If a passenger jet was shot down over Ukraine, attackers would have had to use a sophisticated surface-to-air missile system, not the shoulder-fired weapons that are more accessible and easier to use.

Those weapons, nicknamed manpads, have been used in attacks against commercial aircraft in the past. But their rangedoesn't approach the 30,000-foot cruising altitude of passenger jets.

The Federal Aviation Administration said that Ukraine had advised pilots on Monday not to fly over the conflict zone in eastern Ukraine at altitudes between 26,000 and 32,000 feet—a height that Flight 17 appeared to have been exceeding before it crashed.

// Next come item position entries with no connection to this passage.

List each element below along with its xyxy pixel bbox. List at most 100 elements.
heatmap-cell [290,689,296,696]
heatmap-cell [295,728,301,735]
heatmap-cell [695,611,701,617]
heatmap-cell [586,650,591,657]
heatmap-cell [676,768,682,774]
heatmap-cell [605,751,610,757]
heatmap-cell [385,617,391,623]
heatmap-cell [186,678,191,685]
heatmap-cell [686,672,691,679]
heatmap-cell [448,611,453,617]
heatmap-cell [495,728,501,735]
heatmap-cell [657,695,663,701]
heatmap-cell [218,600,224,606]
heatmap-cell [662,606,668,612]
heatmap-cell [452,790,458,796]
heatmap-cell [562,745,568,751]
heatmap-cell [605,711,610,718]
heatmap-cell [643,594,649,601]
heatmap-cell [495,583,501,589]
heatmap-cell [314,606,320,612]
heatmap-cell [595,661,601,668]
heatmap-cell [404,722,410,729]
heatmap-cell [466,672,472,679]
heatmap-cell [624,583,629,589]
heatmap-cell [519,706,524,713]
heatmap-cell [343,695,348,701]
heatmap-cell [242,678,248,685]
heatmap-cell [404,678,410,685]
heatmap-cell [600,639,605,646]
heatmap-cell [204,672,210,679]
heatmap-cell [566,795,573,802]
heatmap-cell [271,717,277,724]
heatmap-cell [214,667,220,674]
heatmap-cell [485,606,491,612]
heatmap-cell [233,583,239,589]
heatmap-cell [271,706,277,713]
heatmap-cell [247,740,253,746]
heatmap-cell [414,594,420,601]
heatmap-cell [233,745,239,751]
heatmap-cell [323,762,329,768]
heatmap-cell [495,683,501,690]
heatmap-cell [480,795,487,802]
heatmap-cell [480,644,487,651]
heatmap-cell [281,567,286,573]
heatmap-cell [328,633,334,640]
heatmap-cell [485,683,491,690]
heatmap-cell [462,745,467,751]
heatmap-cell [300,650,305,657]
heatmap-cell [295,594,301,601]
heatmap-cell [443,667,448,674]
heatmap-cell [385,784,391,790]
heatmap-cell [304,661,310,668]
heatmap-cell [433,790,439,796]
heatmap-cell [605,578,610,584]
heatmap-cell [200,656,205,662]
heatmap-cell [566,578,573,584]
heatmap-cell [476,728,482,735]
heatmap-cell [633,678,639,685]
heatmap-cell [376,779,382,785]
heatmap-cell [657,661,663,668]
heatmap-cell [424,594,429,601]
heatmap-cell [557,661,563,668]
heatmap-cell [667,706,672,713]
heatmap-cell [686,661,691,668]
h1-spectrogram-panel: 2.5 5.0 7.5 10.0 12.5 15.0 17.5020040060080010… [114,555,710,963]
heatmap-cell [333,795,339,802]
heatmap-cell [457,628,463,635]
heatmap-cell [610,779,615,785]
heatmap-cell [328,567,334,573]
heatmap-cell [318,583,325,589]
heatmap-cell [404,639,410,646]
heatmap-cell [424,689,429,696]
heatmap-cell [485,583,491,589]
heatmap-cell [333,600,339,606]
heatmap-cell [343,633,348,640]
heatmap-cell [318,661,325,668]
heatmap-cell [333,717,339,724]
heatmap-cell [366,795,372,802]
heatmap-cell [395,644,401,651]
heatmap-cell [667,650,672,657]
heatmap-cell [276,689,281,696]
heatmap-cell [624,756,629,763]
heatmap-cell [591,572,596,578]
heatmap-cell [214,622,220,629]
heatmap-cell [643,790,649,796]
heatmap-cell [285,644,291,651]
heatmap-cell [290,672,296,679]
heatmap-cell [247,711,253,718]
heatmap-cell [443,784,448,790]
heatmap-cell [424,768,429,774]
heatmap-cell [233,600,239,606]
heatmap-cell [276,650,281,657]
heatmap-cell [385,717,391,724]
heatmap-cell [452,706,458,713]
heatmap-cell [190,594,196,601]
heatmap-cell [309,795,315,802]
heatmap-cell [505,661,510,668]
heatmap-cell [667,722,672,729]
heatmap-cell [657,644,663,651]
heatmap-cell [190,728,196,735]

Under a codeshare agreement between Malaysia Air and the Dutch airline KLM, the downed flight was also flying as Flight KL4103. Dutch public broadcaster NOS reported that at least 55 Dutch citizens were on board the plane, based on early estimates of domestic travel agencies. Relatives of passengers gathered late Thursday at a restaurant in Amsterdam's Schiphol Airport to be briefed by officials. The people were escorted by security officers and couldn't be approached for comment.

French Foreign Minister Laurent Fabius said at least four French citizens were on board Flight 17. Air France, AF.FR -1.45% KLM, Lufthansa LHA.XE -2.37% and Air India announced that they would no longer route planes over the contested regions of eastern Ukraine. The FAA said U.S. airlines had also agreed to avoid the region.

Mr. Poroshenko expressed condolences to the relatives of those killed and said Ukrainian authorities were engaging in all possible rescue efforts.

Russian President Vladimir Putin expressed his sympathies to the prime minister of Malaysia for the crash over Ukrainian airspace, according to a statement published on the Kremlin's website.

"The Russian head of state asked to convey his most sincere words of sympathy and support to the families and friends of the victims," the Kremlin said. In 2001, the Ukrainian military mistakenly shot down a commercial passenger jet that was en route from Tel Aviv to Novosibirsk with a land-to-air missile that was fired during a military exercise. All the 66 passengers and 12 crew members on board the plane were killed in the blast.

In Malaysia, Prime Minister Najib Razak expressed shock and said the government was launching an immediate investigation into the incident.